Now, a team of investigators from Boston University School of Medicine (BUSM) has discovered the protein casitas B lymphoma (c-Cbl) has the ability to degrade the checkpoint protein PD-1, a protein found on T cells that helps keep them from attacking other cells in the body. Manipulating c-Cbl’s ability to regulate expression of PD-1 may be beneficial in the treatment of certain cancers including melanoma, bladder, kidney, breast, and non-small lung cancers.
Findings from the new study were published recently in Scientific Reports through an article titled “c-Cbl targets PD-1 in immune cells for proteasomal degradation and modulates colorectal tumor growth.”
“c-Cbl is an E3 ubiquitin ligase and a negative regulator of colorectal cancer,” the authors wrote. “Despite its high expression in immune cells, the effect of c-Cbl on the tumor microenvironment remains poorly understood.”
Cancer cells often increase their expression to “trick” the immune system and avoiding being detected as foreign or harmful and thus avoid being attacked or destroyed. Manipulating c-Cbl’s ability to regulate the expression of PD-1 may be incredibly beneficial in the treatment of these cancers.
For the current study, the researchers examined the effect of c-Cbl on immune cells on experimental models lacking one copy of the c-Cbl gene. Tumor cells were implanted in these models and growth of the tumors was compared between models lacking the gene and unmodified models which served as controls. The researchers found that tumor growth was greater in the genetically modified model.
“We demonstrate that c-Cbl alters the tumor microenvironment and suppresses Programmed cell death-1 (PD-1) protein, an immune checkpoint receptor. Using syngeneic CRC xenografts, we observed significantly higher growth of xenografts and infiltrating immune cells in c-Cbl+/− compared to c-Cbl+/+ mice,” the authors explained. “Tumor-associated CD8+ T-lymphocytes and macrophages of c-Cbl+/− mice showed 2–3-fold higher levels of PD-1. Functionally, macrophages from c-Cbl+/− mice showed a 4–5-fold reduction in tumor phagocytosis, which was restored with an anti-PD-1 neutralizing antibody suggesting regulation of PD-1 by c-Cbl.
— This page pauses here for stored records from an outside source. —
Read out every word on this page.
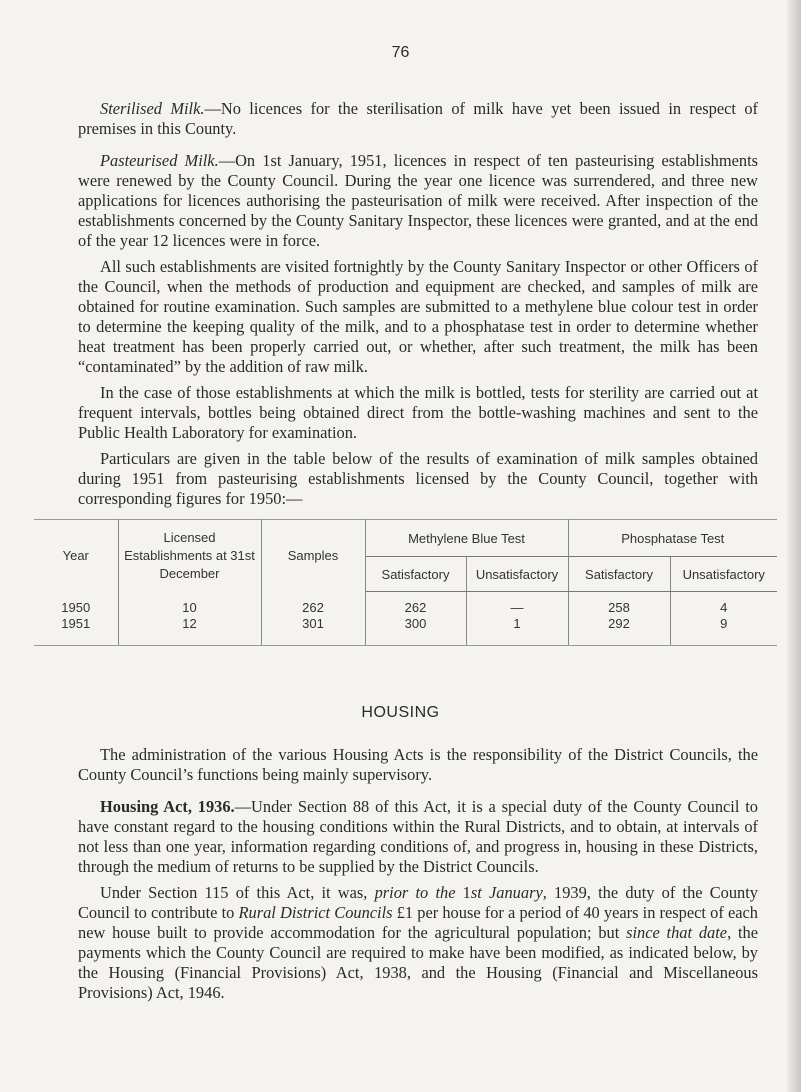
76

Sterilised Milk.—No licences for the sterilisation of milk have yet been issued in respect of premises in this County.

Pasteurised Milk.—On 1st January, 1951, licences in respect of ten pasteurising establishments were renewed by the County Council. During the year one licence was surrendered, and three new applications for licences authorising the pasteurisation of milk were received. After inspection of the establishments concerned by the County Sanitary Inspector, these licences were granted, and at the end of the year 12 licences were in force.

All such establishments are visited fortnightly by the County Sanitary Inspector or other Officers of the Council, when the methods of production and equipment are checked, and samples of milk are obtained for routine examination. Such samples are submitted to a methylene blue colour test in order to determine the keeping quality of the milk, and to a phosphatase test in order to determine whether heat treatment has been properly carried out, or whether, after such treatment, the milk has been “contaminated” by the addition of raw milk.

In the case of those establishments at which the milk is bottled, tests for sterility are carried out at frequent intervals, bottles being obtained direct from the bottle-washing machines and sent to the Public Health Laboratory for examination.

Particulars are given in the table below of the results of examination of milk samples obtained during 1951 from pasteurising establishments licensed by the County Council, together with corresponding figures for 1950:—

Year	Licensed Establishments at 31st December	Samples	Methylene Blue Test		Phosphatase Test	
			Satisfactory	Unsatisfactory	Satisfactory	Unsatisfactory
1950	10	262	262	—	258	4
1951	12	301	300	1	292	9
HOUSING

The administration of the various Housing Acts is the responsibility of the District Councils, the County Council’s functions being mainly supervisory.

Housing Act, 1936.—Under Section 88 of this Act, it is a special duty of the County Council to have constant regard to the housing conditions within the Rural Districts, and to obtain, at intervals of not less than one year, information regarding conditions of, and progress in, housing in these Districts, through the medium of returns to be supplied by the District Councils.

Under Section 115 of this Act, it was, prior to the 1st January, 1939, the duty of the County Council to contribute to Rural District Councils £1 per house for a period of 40 years in respect of each new house built to provide accommodation for the agricultural population; but since that date, the payments which the County Council are required to make have been modified, as indicated below, by the Housing (Financial Provisions) Act, 1938, and the Housing (Financial and Miscellaneous Provisions) Act, 1946.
Further mechanistic probing revealed that C-terminus of c-Cbl interacted with the cytoplasmic tail of PD-1. c-Cbl destabilized PD-1 through ubiquitination- proteasomal degradation depending on c-Cbl’s RING finger function.”
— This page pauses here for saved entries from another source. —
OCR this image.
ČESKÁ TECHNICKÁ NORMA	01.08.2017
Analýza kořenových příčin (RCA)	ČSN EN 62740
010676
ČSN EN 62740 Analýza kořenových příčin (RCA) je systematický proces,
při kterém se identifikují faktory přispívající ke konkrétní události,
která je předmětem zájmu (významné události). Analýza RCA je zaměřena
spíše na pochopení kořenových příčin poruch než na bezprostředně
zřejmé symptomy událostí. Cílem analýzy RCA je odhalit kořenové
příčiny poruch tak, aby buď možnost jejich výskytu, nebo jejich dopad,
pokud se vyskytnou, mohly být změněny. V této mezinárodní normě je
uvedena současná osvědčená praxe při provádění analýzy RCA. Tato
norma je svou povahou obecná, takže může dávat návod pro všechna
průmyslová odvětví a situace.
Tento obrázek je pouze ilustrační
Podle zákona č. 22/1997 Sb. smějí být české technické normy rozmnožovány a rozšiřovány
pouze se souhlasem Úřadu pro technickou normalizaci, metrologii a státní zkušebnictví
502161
The BUSM investigators were encouraged by their findings and noted that it may be possible in the near future to develop therapies that will inhibit tumor growth by activating c-Cbl protein.
“While drugs targeting PD-1 are currently available for clinical use and such agents command a global market cap of more than $3 billion, only a small fraction of cancer patients respond to them,” concluded senior study investigator Vipul Chitalia, MD, PhD, associate professor of medicine at BUSM. “This trend suggests a need for agents that work simultaneously on more than one cancer-causing mechanism. Activating c-Cbl will degrade several proteins that contribute to tumor formation allowing the effects of its actions to go above and beyond PD-1 medications alone.”